A medium-rare bollocking

I can clearly remember the day I arrived at school. As we drove through the main gates I remember a growing feeling of unease. Previously I had gone to school in London (where we lived) only a short claustrophobic tube ride from my family, and as we slowly drove up the hill towards what was to be my boarding house for the next year (the building was affectionately known as “Cardboard Castle” and was meant to be a temporary fifteen years ago) it finally began to settle in that I really was leaving home. After the obligatory meet-and-greets my parents left and I began my education in the strange tribal world of the all boys’ boarding school. The three boarding houses all had a healthy amount of distain for each other and, supposedly, had individual house characteristics (for example my house was apparently the sporting house, although in recent years we had suffered a series of ignominious defeats at the hands of the main rivals who lived “down the hill”) these clan like divisions were further reinforced by house ties and various forms of competitions mainly sporting and musical. There was one thing however that the “borders” could all agree on, this was that the two day boy houses were the lowest of the low except for maybe the junior school, but it was a close run thing.
   
The first year (aged 13 to 14 and referred to by everyone as Year 9) was relatively unremarkable and the majority settled in quickly, although there were some people in my year who were clearly unsuited for spending protracted periods away from home and generally did not last to the end of the year. With a minimal amount of work the year was spent forming friendships sometimes in rather strange circumstances (for example the fist proper interaction I had with a boy who was to become one of my best friends, aside from irritating each other, was to get in a fight which ended abruptly with him hitting me with a skateboard, it was really quite painful) and learning the all important facts of school life such as how to break into one of the other houses at night or which teachers wouldn’t take any shit.
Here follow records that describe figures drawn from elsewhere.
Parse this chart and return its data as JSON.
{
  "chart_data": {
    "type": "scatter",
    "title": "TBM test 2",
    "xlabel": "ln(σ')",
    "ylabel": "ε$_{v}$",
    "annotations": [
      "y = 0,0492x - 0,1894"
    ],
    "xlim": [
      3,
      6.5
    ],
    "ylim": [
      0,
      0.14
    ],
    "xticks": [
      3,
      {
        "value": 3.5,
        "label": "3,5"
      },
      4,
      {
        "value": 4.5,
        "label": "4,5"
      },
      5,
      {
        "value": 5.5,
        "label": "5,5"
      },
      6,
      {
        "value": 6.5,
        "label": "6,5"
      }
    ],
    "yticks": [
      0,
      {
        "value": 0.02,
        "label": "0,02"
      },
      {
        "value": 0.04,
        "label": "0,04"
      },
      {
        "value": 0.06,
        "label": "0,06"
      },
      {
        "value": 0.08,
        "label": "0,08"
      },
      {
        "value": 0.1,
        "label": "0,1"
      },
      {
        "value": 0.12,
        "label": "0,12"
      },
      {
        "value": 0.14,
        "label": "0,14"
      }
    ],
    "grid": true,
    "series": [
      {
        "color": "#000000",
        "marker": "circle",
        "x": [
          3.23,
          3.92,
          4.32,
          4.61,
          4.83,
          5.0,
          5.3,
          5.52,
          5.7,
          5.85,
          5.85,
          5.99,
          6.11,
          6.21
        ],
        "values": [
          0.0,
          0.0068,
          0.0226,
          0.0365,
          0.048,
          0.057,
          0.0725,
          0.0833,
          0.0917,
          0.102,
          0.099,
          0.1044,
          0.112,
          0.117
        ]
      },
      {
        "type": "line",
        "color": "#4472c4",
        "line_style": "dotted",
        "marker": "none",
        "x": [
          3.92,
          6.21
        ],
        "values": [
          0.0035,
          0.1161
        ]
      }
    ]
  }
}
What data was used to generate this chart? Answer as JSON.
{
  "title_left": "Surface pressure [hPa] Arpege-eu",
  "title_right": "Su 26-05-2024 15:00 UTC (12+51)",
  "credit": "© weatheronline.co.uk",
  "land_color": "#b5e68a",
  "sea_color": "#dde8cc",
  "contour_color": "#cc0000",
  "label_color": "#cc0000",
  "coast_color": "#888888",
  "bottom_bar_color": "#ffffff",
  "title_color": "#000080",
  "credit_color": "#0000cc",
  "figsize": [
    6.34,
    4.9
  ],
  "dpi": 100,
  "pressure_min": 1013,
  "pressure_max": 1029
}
At the beginning of Year 10 we finally moved back into my house’s original home in the old building (a large manor house built some time in the 1800’s) after extensive refurbishments. This happy occasion was made even better by the fact that our rivals had moved into “the Cardboard Castle” as it was their part of the old building to be refurbished, and we (at the end of the previous year) had merrily prepared it for their arrival by stealing or destroying as much as we thought we could get away with (for some reason pool balls were a particular favourite). Year 10 was when I had my introduction to the school’s thriving black market, cigarettes. On their return to the UK from their respective countries the overseas boarders would buy as many bricks of cigarettes from duty free as they could fit into their bags (how they got them past customs I never knew). They then proceeded to sell them at a hugely inflated price (although strangely enough for less then they would cost in an offie and in later years “mates-rates” could always be negotiated) which of course we were all willing to pay because ,as you know ,smoking makes you look fucking cool. A curious side effect of this was that our smoking was very international Botswanan Camels, Gibraltan Marlboros, Egyptian Silk Cuts and the most amusing Chinese Double Happiness (which tasted disgusting).
Whilst the smoking had begun as a way of fitting in it soon became something to do with your mates when lessons and prep (homework) ended, everyone would grab a football and head off to the furthest pitch to play Wemberly singles or doubles and smoke copiously. Year 10 was also when I had my first experience with drugs we were out for the weekend and we were supposed to be going to a party, we finally arrived at the house and quite frankly wasn’t much of a party. After a few hours of despondent grumbling about how shit this all was and a reasonable amount of alcohol the final partygoer arrived, to be honest he wasn’t someone that I liked a great deal but he had brought with him a small bag of weed and I was interested to see what all the fuss was about (having already discovered the fuss about fags and booze). We smoked a few joints and went off to bed, I couldn’t really see what the big deal was (I have a sneaking suspicion that what we were smoking was not entirely kosher, or at the least not very strong).

When we returned to school I soon found out that it was a big deal at least according to the school, someone had spilled the beans. We were all summoned into the ante room of the headmasters office sat down around the table and told to write out our versions of events in complete silence, after we had handed in our brief memoirs we were called in one by one to the headmasters' office to receive a medium-rare bollocking and sent back to our housemasters to inform our parents of our misdeeds. I stood in my housemasters’ living room and phoned my mum whist he watched, by this time the shock of getting caught was wearing off and I was starting to get rather irate with what I considered the school sticking its nose in where it wasn’t needed so when she answered I told her bluntly what had happened. On hearing the news my mum promptly told me I was an idiot for getting caught and to hand the phone back to my housemaster, after expecting a metaphorical smacked bottom or worse the disappointed parent routine I found this response rather mystifying and went off to bed far more confused than I had been for a long time. And that was the end of that, no more questions no drugs testing (which was, supposedly, the schools policy when drugs use was suspected, if you were caught taking drugs on school grounds it was immediate expulsion) I suspect that mummy dearest was less than agreeable to the schools suggestions although to this day I still don’t know exactly what happened, nor did I find out who had dobbed on us which was a shame, but it stopped bothering me after a few months…very Christian of me.